Accusare il legale di falsità dinanzi al consiglio dell'ordine integra il reato di diffamazione, rispetto al quale non opera né il diritto di critica né l'immunità giudiziale

di Valeria Zeppilli - Il cliente che accusa falsamente il proprio avvocato dinanzi al consiglio dell'ordine professionale di appartenenza rischia una condanna per diffamazione.

Per la Corte di cassazione, come emerge dalla sentenza numero 39486/2018 qui sotto allegata, in tal caso sussiste la comunicazione con più persone richiesta dall'articolo 595 del codice penale per la configurazione del reato: il consiglio dell'ordine, infatti, è un organo collettivo composto da più membri, con la conseguenza che il requisito della pluralità di destinatari è soddisfatto dalla semplice circostanza che la missiva accusatoria sia stata indirizzata a tale organo.

Niente diritto di critica

A salvare il cliente che riferisce falsità al consiglio dell'ordine non sopraggiunge neanche il diritto di critica che, come ricordano i giudici, si configura solo nel caso in cui i fatti esposti sono veri o se l'accusatore è convinto in maniera ferma e incolpevole della loro veridicità.

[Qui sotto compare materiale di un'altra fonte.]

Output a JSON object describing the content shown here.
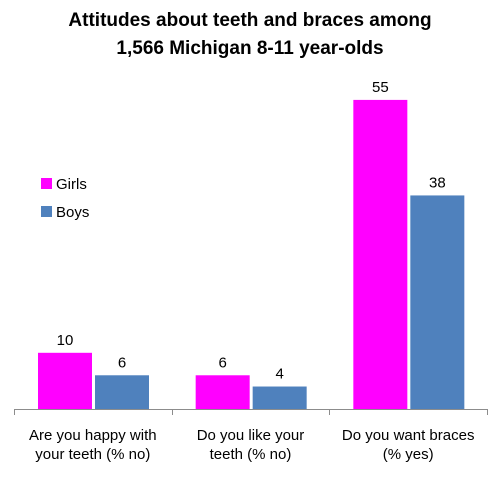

Niente immunità giudiziale

Ma non solo: nel caso di specie non opera neppure la cd. immunità giudiziale. La Corte ha infatti precisato che per potersi applicare la causa di non punibilità di cui all'articolo 598 del codice penale è necessario che l'autore della comunicazione diffamatoria sia parte del procedimento nel quale è chiamato a tutelare un proprio specifico interesse. Tale norma, del resto, tutela il contraddittore che arrechi offesa alle controparte con espressioni che concernono in maniera diretta l'oggetto della controversia e hanno una rilevanza funzionale per le argomentazioni poste a sostegno della propria tesi o per l'accoglimento della domanda.

Chi invece presenta un esposto disciplinare a un ordine professionale non è contraddittore in seno al procedimento e non è legittimato dalla tutela di una sua specifica posizione soggettiva, con la conseguenza che la predetta causa di non punibilità non può essergli applicata.